The research that I’ve conducted with PECE demonstrates how digital humanists can design against information architectures interlaced with language ideologies that are inconsistent with assumptions that they bring to their research. It also contributes to the theorization of experimental ethnographic methodologies, demonstrating how experimental systems can be designed to challenge hegemonic modes of “knowledge representation.” PECE now supports several international ethnographic research projects, including The Asthma Files, the Disaster-STS Network, and a new initiative to archive historical documents for the Society of the Social Studies of Science (4S). In coming years, I will continue my role as PECE’s lead information architect, continuing my collaboration with the PECE Research Group (recently moved to the University of California Irvine, Department of Anthropology).

Finally, through both PECE and a fellowship with the Research Data Alliance (RDA), I have examined, characterized, and prioritized the infrastructural developments needed in the empirical humanities, such as institutional repositories for storing data and services, protocols for credentialing infrastructural and collaborative work, and experimental semiotic infrastructure. I have presented on this research to digital humanists, to directors of organizations that support humanities data sharing (such as DARIAH), and to members of RDA’s technical advisory board. I plan to continue pushing forward this agenda. I am currently working with collaborators to propose a research infrastructure initiative that will offer digital humanists’ technical services and consulting, organizational networking, and critical data education.

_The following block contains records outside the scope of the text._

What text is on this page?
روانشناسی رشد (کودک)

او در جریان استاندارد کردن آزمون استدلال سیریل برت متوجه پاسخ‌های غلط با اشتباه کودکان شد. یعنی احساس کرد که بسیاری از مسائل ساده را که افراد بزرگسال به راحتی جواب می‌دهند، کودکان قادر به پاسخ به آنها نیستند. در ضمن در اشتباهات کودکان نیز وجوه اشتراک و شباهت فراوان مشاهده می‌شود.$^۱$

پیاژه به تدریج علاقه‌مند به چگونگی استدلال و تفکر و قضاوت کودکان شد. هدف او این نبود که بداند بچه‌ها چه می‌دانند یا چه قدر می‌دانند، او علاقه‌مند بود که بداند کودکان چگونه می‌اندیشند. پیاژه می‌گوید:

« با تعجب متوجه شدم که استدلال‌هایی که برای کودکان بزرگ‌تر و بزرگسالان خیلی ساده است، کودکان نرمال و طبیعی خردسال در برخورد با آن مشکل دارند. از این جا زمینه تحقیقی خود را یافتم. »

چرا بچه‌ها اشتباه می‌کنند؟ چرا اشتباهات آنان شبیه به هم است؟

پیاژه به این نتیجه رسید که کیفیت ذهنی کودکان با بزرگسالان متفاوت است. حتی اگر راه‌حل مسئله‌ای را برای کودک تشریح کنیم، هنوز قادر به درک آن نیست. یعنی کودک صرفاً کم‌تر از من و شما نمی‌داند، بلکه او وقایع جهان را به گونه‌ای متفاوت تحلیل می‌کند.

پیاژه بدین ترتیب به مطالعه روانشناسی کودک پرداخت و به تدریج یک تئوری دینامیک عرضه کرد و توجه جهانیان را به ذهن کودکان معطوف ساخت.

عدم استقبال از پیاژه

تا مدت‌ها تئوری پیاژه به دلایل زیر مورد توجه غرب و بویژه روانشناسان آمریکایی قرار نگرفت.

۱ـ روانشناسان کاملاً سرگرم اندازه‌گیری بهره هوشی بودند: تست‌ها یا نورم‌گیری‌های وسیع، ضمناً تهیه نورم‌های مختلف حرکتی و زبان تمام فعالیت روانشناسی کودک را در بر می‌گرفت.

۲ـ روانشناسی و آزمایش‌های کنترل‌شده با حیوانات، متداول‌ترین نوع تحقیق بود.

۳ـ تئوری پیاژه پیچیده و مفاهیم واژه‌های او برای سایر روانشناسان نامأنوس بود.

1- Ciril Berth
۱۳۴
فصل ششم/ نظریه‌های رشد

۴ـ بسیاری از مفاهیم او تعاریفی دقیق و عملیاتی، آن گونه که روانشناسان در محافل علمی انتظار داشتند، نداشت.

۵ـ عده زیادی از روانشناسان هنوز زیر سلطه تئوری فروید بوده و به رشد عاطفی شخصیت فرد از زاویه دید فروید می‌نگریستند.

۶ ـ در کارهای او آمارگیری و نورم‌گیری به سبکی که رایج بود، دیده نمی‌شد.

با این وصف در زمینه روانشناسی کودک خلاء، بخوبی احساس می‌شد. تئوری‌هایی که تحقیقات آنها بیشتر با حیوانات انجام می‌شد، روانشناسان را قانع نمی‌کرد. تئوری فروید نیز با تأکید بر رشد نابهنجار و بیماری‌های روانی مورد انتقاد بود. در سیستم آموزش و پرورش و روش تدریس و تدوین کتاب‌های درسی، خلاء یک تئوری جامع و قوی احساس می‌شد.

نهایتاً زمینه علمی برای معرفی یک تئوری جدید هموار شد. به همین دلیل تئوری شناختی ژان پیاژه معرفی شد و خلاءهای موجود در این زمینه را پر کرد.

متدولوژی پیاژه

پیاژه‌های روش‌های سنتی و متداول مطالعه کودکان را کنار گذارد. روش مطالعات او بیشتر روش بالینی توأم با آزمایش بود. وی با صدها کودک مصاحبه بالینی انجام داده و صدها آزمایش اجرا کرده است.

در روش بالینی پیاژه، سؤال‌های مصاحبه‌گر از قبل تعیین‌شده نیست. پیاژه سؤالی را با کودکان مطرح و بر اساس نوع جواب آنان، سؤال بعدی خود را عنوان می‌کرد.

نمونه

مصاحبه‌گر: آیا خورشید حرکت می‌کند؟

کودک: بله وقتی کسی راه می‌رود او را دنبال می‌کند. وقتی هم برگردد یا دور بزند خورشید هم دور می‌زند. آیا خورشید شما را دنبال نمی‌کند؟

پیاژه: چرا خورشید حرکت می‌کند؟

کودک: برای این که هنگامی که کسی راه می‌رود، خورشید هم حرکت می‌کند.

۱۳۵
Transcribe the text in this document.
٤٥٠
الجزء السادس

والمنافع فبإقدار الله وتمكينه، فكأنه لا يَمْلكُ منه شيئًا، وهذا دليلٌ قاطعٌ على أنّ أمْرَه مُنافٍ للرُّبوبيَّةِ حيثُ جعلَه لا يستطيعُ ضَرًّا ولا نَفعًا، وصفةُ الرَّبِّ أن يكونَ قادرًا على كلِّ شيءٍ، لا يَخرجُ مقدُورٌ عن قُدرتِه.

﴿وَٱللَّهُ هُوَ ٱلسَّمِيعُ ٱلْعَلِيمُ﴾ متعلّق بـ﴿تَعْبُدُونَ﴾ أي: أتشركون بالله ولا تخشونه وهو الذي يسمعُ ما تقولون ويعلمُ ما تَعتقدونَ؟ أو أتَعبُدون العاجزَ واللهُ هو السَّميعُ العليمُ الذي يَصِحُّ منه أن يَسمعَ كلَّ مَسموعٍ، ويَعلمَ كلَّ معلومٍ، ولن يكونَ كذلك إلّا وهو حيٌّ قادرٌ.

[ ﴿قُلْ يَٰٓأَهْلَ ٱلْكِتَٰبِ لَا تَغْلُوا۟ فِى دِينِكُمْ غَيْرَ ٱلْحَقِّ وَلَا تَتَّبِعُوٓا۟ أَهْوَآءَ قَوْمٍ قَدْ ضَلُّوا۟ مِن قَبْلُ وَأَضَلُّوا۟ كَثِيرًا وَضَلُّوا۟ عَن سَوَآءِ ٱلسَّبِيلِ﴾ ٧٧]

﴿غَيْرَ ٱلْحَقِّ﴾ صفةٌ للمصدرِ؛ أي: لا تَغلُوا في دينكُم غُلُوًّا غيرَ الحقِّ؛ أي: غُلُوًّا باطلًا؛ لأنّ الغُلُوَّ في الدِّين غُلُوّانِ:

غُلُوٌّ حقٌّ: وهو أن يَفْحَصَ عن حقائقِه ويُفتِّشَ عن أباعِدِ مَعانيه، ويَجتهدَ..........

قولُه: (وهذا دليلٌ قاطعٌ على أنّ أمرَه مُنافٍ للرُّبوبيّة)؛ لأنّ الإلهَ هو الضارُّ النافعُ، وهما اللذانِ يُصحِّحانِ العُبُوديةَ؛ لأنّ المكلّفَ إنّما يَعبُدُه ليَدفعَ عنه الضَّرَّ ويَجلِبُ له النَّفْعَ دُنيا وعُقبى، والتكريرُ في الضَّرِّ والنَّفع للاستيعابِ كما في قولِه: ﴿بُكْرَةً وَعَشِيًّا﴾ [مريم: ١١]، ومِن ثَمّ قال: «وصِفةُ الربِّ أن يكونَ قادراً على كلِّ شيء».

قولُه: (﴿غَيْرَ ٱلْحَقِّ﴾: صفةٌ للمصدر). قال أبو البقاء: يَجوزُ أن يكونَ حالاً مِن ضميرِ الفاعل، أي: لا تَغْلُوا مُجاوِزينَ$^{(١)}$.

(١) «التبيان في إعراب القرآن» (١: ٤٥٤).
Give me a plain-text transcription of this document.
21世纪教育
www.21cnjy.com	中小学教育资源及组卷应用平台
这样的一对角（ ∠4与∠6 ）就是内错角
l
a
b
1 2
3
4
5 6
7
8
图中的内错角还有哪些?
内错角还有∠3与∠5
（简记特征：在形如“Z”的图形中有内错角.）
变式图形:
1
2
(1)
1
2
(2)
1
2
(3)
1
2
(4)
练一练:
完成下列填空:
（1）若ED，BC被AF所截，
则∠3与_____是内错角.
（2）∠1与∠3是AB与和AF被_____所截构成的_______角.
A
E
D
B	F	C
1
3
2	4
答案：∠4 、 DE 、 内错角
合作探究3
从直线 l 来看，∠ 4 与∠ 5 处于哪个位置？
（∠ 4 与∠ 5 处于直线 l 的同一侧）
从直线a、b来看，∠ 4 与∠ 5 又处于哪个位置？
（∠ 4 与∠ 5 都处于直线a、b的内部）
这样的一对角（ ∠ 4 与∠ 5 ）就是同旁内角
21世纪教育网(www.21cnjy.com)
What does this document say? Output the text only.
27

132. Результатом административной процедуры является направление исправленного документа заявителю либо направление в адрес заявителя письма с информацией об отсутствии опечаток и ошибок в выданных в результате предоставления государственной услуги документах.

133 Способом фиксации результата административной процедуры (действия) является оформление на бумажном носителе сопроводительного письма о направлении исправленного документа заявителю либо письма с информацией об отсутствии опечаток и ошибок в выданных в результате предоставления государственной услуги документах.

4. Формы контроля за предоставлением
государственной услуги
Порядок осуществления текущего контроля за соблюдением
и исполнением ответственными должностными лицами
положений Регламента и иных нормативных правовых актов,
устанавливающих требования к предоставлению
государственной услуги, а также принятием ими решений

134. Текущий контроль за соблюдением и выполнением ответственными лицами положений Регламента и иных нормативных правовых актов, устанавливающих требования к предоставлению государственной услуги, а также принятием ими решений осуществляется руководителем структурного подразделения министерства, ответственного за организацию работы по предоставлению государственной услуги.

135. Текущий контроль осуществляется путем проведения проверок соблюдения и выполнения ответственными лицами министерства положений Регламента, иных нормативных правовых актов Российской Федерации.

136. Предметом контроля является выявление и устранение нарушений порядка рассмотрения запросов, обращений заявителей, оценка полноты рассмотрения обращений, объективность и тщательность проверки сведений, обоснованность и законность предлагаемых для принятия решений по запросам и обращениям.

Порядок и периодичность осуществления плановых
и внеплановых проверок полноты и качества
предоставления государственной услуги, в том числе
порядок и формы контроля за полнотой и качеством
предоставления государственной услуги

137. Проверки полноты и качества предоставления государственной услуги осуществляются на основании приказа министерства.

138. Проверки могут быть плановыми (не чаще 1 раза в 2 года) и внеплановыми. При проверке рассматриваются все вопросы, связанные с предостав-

Future Projects. In my next research project, I plan to expand ethnographic research done for my dissertation within the human services informatics community, further engaging with people (“semiotic technologists”) involved in the design, use and critique of federal and state-level information systems that manage client data and determine eligibility for social services. Information systems such as the Homelessness Information Management System, and various state-level information systems for Medicaid, WIC benefits, and child welfare track and report client data in order to audit the distribution of benefits and provide data on the effectiveness of programs. In one sense, these systems produce numbers needed to sustain government programs designed to help communities in need, while at the same time, they reduce diverse and specific needs to a set of algorithmically-calculated numbers. There is need for critical analysis of the language ideologies and politics designed into such systems and how they impact understanding of social needs and the effectiveness of government programs. This research will bring critical insight on data infrastructure into efforts to better understand and design social services, in process addressing basic social theoretical questions about bureaucracy, inequality, and poverty.